Full node validates blocks by downloading all transactions and re-executing them to check their validity, and not surprisingly, larger blocks impose a greater burden on the full node because more hardware is required to process and validate each block. Techniques such as fraud and proof of validity allow nodes to check validity without having to re-execute each transaction. Data availability sampling technology enables nodes to verify data availability while downloading only a small portion of each block.
Statelessness is a feature where the whole node validates blocks without storing state (this is called Statelessness). There are two main types of statelessness:
1. Strong statelessness: No node is required to store state.
2. Weak statelessness: Only the block producer is required to store state.
To verify the validity of a block, the full node starts with a pre-state root, which is the root of the state tree after the previous block has been attached to the chain. The transaction is then re-executed, generating a new state root (called post State root). The computed POST State root is then verified against the POST State root in the proposed block header. If a match is made, the block is valid; if not, the block is invalid and rejected. However, stateless nodes do not initially have pre-state root because they do not store state. In a stateless rollup, the sequencer assigns each block a pre-state root and a Post state root to validate the block.
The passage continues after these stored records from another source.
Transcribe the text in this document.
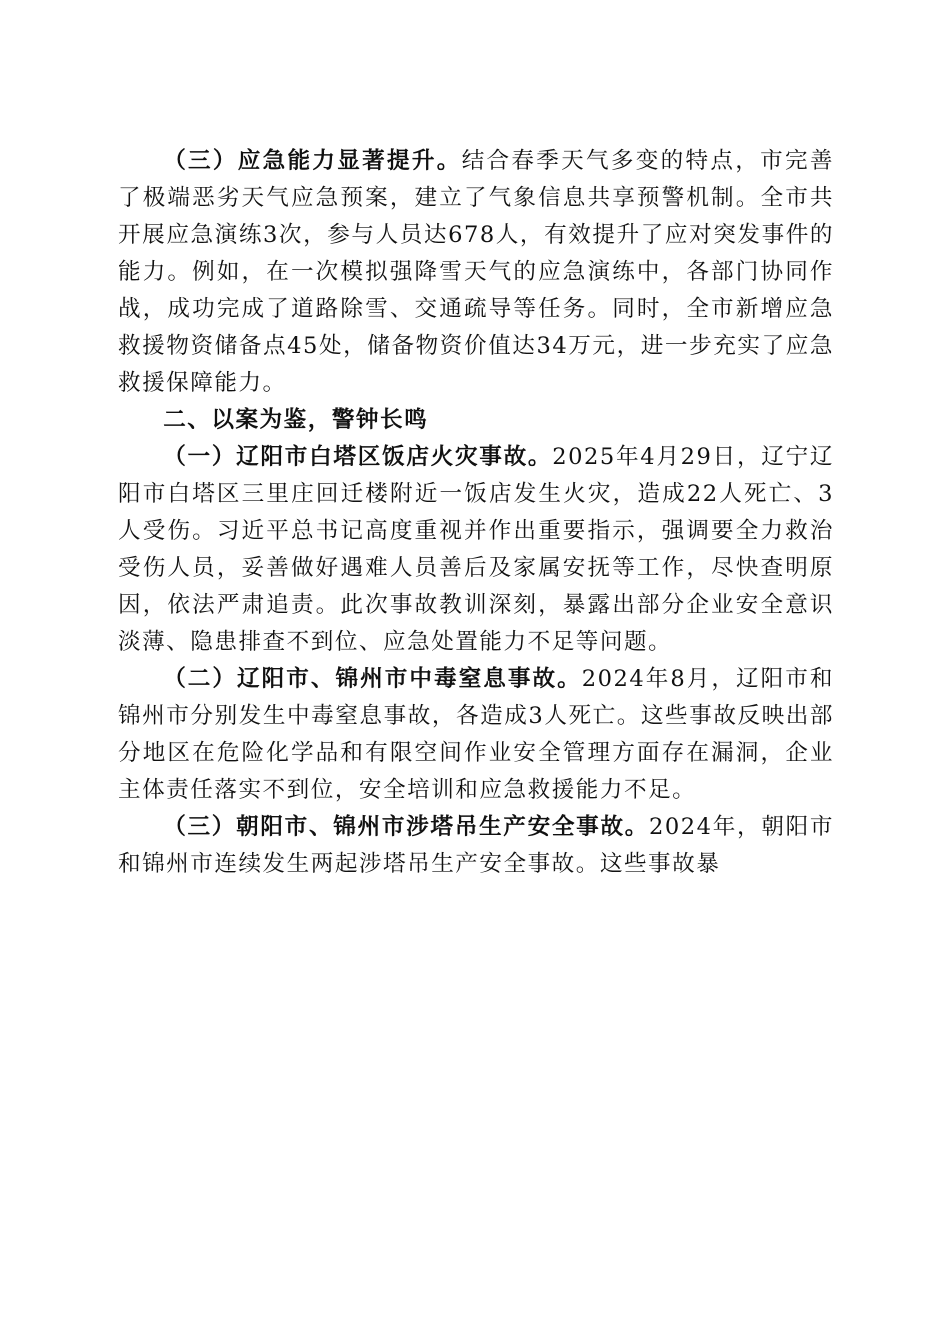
（三）应急能力显著提升。结合春季天气多变的特点，市完善了极端恶劣天气应急预案，建立了气象信息共享预警机制。全市共开展应急演练3次，参与人员达678人，有效提升了应对突发事件的能力。例如，在一次模拟强降雪天气的应急演练中，各部门协同作战，成功完成了道路除雪、交通疏导等任务。同时，全市新增应急救援物资储备点45处，储备物资价值达34万元，进一步充实了应急救援保障能力。

二、以案为鉴，警钟长鸣

（一）辽阳市白塔区饭店火灾事故。2025年4月29日，辽宁辽阳市白塔区三里庄回迁楼附近一饭店发生火灾，造成22人死亡、3人受伤。习近平总书记高度重视并作出重要指示，强调要全力救治受伤人员，妥善做好遇难人员善后及家属安抚等工作，尽快查明原因，依法严肃追责。此次事故教训深刻，暴露出部分企业安全意识淡薄、隐患排查不到位、应急处置能力不足等问题。

（二）辽阳市、锦州市中毒窒息事故。2024年8月，辽阳市和锦州市分别发生中毒窒息事故，各造成3人死亡。这些事故反映出部分地区在危险化学品和有限空间作业安全管理方面存在漏洞，企业主体责任落实不到位，安全培训和应急救援能力不足。

（三）朝阳市、锦州市涉塔吊生产安全事故。2024年，朝阳市和锦州市连续发生两起涉塔吊生产安全事故。这些事故暴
Therefore, stateless rollup has two benefits
1, state growth
Removing the requirement of the full node storage state will lower the hardware threshold, thus reducing the barrier for more users to run the full node. Mitigating the negative effects of state growth is just as important for rollup as any other chain, because they are also vulnerable. Since weak statelessness does not absolve the sequencer from storing state, the most used rollups will find that state growth can be a hindrance. We can implement further measures to reduce the growth of the sequencer's state, for example, when the state expires, states that have not been accessed during a given period of time are removed from the state.
Incidentally, stateless also removes the DoS attack vector for disk IO, since stateless nodes no longer need to perform state access, which is especially useful if rollup has a large state.
2. Fraud proof
Statelessness and fraud certificates are two sides of the same coin; as soon as one is implemented, the other is made available for free. Nodes require pre-state root and Post State root to verify proof of fraud, similar to requirements for stateless block verification. Admittedly, there are other considerations regarding proof of fraud, such as single versus multiple rounds, bonding, and general censorship resistance details.
** Discussion: **
What do you think is the most valuable use of stateless Rollup?
Do you think stateless rollup will ever replace the old rollup technology?